The demand for a separate time zone for the Northeast once again getting the place in headlines of news papers and news portals. This time the demand for a separate time zone for the Northeast raised by the Arunachal Chief minister Pema Khandu. According to Mr Khandu a separate time zone for the Northeast would save working daylight time and electricity.
“A separate time zone for the Northeast would save working daylight time and save electricity,” Khandu was quoted by a English National Daily as saying. “We get up as early as 4 am. Several daylight hours are wasted as government offices open only at 10 am and close at 4 pm.”
Khandu’s support for the demand comes days after the Gauhati High Court rejected a public interest litigation seeking a separate time zone for the northeast.
The demand, first raised by the North-Eastern states in the mid-nineties, is based on the logic that owing to early sunset in the North-East, lights have to be turned on in offices in the evening, leading to excessive consumption of power. This can be avoided by advancing the clock by one or one-and-half hours so that those offices can close earlier.
In the late 1980s, a team of researchers proposed separating the country into two or three time zones to conserve energy, but its recommendations were not adopted.

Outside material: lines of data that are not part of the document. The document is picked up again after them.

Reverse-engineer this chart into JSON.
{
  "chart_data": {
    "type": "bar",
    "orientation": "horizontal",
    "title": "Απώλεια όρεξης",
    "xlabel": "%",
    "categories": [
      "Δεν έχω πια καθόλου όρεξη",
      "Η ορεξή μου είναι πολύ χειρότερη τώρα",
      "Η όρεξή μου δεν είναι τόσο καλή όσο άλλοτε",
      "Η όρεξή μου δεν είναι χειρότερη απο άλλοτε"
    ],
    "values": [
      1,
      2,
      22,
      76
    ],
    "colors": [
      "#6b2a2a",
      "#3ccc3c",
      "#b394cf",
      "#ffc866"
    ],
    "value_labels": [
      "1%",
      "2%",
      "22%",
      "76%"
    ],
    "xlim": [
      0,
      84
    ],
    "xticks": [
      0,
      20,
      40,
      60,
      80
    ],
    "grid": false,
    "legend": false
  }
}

In 2001, the government established a four–member committee under the Ministry of Science and Technology to examine the need for multiple time zones and daylight saving. The Minister for Science and Technology at the time, Kapil Sibal, suggested sticking to the IST, stating that “the prime meridian was chosen with reference to a central station, and that the expanse of the Indian State was not large.”

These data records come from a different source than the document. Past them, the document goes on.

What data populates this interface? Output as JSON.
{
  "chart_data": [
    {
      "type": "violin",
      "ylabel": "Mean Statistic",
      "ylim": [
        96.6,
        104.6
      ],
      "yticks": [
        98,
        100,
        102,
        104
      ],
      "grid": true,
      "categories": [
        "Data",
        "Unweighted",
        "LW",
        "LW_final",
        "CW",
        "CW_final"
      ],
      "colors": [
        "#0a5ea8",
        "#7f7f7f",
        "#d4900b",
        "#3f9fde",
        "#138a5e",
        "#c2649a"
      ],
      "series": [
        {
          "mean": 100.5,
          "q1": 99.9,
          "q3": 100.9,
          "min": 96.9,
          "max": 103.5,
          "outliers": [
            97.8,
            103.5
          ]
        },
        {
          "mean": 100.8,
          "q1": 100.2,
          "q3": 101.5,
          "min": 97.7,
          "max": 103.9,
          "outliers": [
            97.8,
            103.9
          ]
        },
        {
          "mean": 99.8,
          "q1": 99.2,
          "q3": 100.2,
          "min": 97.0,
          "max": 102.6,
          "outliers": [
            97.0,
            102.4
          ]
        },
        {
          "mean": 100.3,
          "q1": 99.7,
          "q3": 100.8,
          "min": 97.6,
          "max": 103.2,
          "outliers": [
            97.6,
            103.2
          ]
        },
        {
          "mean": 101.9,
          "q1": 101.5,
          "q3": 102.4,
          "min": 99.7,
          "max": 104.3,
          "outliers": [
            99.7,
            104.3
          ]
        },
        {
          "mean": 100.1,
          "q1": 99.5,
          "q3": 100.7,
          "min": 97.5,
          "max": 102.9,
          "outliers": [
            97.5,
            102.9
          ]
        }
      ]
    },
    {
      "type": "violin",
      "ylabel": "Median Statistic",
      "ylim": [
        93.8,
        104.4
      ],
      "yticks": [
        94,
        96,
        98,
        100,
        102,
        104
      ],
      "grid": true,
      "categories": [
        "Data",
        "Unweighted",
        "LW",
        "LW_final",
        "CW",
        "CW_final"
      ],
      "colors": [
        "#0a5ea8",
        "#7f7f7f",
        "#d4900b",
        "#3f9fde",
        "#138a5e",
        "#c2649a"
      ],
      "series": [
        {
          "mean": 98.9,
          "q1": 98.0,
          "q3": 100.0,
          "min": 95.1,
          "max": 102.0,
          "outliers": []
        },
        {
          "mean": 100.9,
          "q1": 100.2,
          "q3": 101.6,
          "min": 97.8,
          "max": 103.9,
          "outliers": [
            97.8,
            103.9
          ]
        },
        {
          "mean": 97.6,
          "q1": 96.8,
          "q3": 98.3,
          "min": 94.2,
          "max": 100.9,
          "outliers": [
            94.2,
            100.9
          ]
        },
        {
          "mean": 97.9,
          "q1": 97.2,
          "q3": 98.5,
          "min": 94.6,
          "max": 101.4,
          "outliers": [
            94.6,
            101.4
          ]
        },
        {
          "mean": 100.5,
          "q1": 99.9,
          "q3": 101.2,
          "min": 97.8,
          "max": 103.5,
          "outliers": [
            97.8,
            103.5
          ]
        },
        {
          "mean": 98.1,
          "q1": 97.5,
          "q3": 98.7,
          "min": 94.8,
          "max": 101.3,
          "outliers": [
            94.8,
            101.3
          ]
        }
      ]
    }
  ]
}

A planning commission report in 2006, too, suggested different time zones in India to improve efficiency.
When the British ruled India, they had divided the country into Bombay time zone, Calcutta time zone and bagan time zone.
The tea gardens in Assam still follow the baagaan time in order to increase productivity.
India currently follows a time that is 5-1/2 hours ahead of the international standard, Greenwich Mean Time (GMT). The proposed new time zone would put the North-Eastern states six-hours ahead of GMT, as par with Bangladesh.